Conflict Adaptation in Vision-Language Models
This work addresses the problem of understanding cognitive control mechanisms in AI models for researchers in cognitive science and AI, but it is incremental as it applies known human phenomena to VLMs.
The study investigated whether vision-language models (VLMs) exhibit conflict adaptation, a human cognitive control phenomenon, using a sequential Stroop task, finding that 12 of 13 VLMs showed behavior consistent with it, and identified task-relevant supernodes in InternVL 3.5 4B, with ablation of a conflict-modulated supernode increasing Stroop errors.

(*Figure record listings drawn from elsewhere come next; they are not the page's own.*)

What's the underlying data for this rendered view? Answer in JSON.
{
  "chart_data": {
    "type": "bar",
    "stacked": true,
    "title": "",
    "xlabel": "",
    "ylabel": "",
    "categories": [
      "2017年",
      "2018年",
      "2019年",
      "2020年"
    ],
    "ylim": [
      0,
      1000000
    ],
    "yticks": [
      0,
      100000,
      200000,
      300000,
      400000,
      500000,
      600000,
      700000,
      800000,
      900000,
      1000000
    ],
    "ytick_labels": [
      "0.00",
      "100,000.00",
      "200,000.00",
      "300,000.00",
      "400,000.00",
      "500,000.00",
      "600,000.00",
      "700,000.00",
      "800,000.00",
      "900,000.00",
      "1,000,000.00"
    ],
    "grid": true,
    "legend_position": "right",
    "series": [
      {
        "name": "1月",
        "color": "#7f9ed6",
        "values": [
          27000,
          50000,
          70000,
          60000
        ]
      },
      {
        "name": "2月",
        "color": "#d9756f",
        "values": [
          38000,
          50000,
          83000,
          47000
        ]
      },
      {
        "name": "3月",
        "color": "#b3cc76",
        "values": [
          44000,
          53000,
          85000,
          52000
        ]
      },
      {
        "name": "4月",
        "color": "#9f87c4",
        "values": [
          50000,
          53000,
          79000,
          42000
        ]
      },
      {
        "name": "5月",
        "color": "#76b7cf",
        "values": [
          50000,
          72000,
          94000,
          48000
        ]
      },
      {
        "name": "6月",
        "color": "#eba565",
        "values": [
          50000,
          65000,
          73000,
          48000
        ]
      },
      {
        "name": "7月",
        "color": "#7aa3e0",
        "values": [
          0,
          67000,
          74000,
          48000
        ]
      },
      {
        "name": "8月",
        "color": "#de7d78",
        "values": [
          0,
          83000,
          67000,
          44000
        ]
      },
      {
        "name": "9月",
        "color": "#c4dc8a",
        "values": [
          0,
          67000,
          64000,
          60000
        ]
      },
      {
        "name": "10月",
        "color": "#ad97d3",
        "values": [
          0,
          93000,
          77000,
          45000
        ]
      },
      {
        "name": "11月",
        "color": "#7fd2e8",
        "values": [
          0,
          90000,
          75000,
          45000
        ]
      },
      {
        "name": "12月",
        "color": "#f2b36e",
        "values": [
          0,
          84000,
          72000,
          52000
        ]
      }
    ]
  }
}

A signature of human cognitive control is conflict adaptation: improved performance on a high-conflict trial following another high-conflict trial. This phenomenon offers an account for how cognitive control, a scarce resource, is recruited. Using a sequential Stroop task, we find that 12 of 13 vision-language models (VLMs) tested exhibit behavior consistent with conflict adaptation, with the lone exception likely reflecting a ceiling effect. To understand the representational basis of this behavior, we use sparse autoencoders (SAEs) to identify task-relevant supernodes in InternVL 3.5 4B. Partially overlapping supernodes emerge for text and color in both early and late layers, and their relative sizes mirror the automaticity asymmetry between reading and color naming in humans. We further isolate a conflict-modulated supernode in layers 24-25 whose ablation significantly increases Stroop errors while minimally affecting congruent trials.